Some 62 per cent of people in Lancaster say they are proud to be English compared to 57 per cent nationally, a new poll suggests.
The YouGov survey for the BBC found that eight out of 10 people in England identify strongly as English but pride varies by age.
Nearly three quarters of people in Lancaster also said they felt they could not influence local decisions.
Young people are far less likely to feel proud to be English than older generations, the survey of 20,081 people found.
Nationally, 72 per cent of over-65s are proud to be English, compared with 45 per cent of 18-24s.
In Lancaster, 49 per cent of people think the best years are in the past, compared to 17 per cent believing the best years are still to come.
Some 11 per cent felt the local area was getting better, while 31 per cent felt it was getting worse, and 72 per cent felt they could not influence local decision making.

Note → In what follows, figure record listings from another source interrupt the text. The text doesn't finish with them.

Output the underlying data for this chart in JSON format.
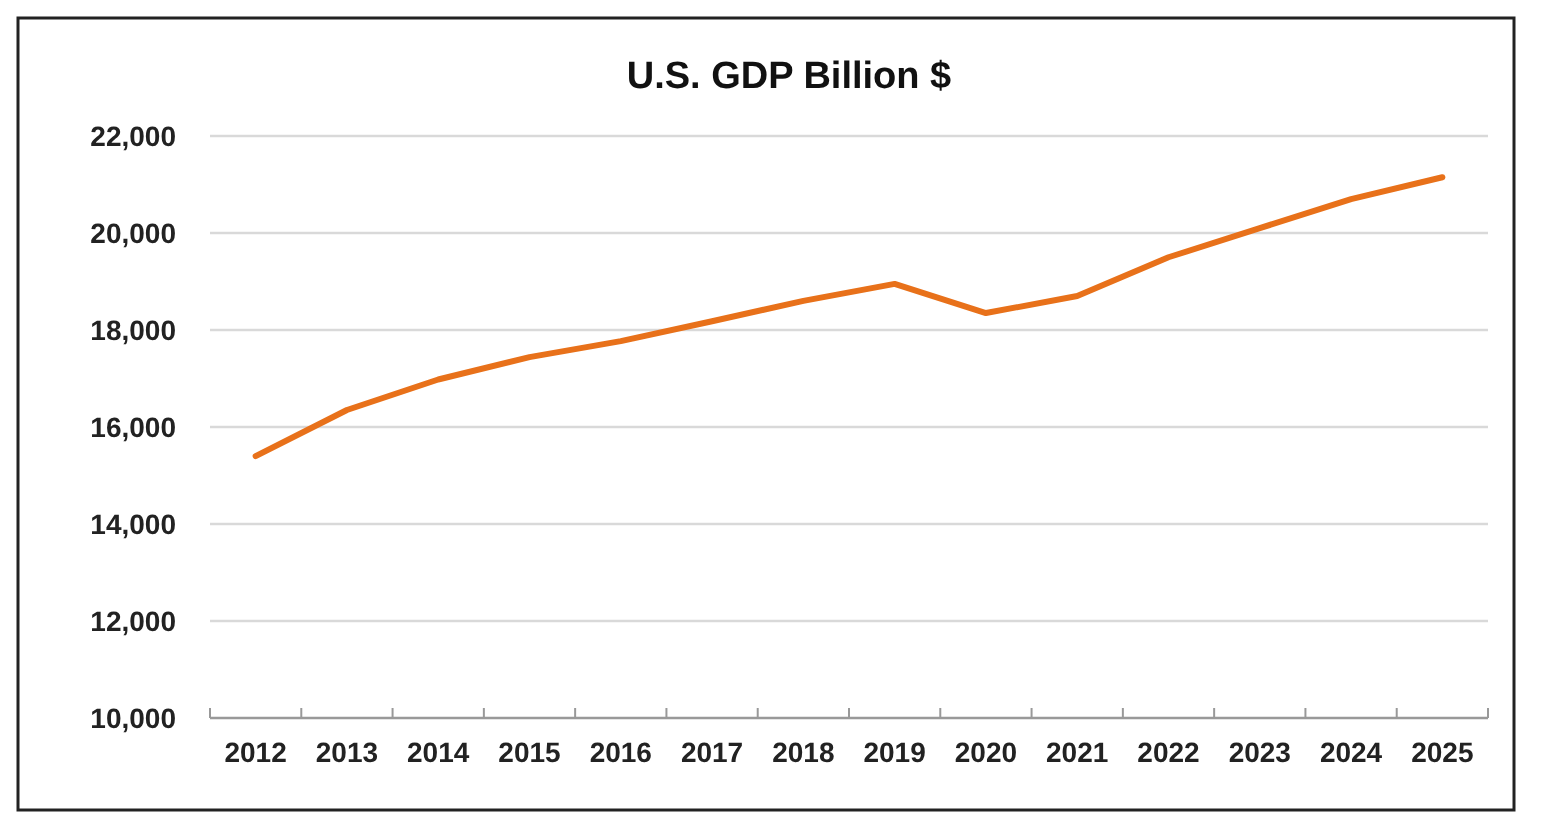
{
  "chart_data": {
    "type": "line",
    "title": "U.S. GDP Billion $",
    "categories": [
      "2012",
      "2013",
      "2014",
      "2015",
      "2016",
      "2017",
      "2018",
      "2019",
      "2020",
      "2021",
      "2022",
      "2023",
      "2024",
      "2025"
    ],
    "series": [
      {
        "color": "#e8711a",
        "values": [
          15400,
          16350,
          16980,
          17440,
          17770,
          18180,
          18600,
          18950,
          18350,
          18700,
          19500,
          20100,
          20700,
          21150
        ]
      }
    ],
    "ylim": [
      10000,
      22000
    ],
    "yticks": [
      {
        "value": 10000,
        "label": "10,000"
      },
      {
        "value": 12000,
        "label": "12,000"
      },
      {
        "value": 14000,
        "label": "14,000"
      },
      {
        "value": 16000,
        "label": "16,000"
      },
      {
        "value": 18000,
        "label": "18,000"
      },
      {
        "value": 20000,
        "label": "20,000"
      },
      {
        "value": 22000,
        "label": "22,000"
      }
    ],
    "grid": "y",
    "marker": "none",
    "line_style": "solid"
  }
}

The survey suggested that English pride is felt by about two thirds of people in coastal and former industrial towns but less than half of people in major cities like Liverpool and Manchester.
Humour, tradition and good manners are the characteristics most associated with being English.
Although more than half of respondents consider strongly that generosity and plain-speaking were part of the English identity, less than half think the English are a liberal, outward-looking people.
And less than four in 10 consider Englishness to be defined by “yob culture”.
Only one in four consider the English to be a “loud” people.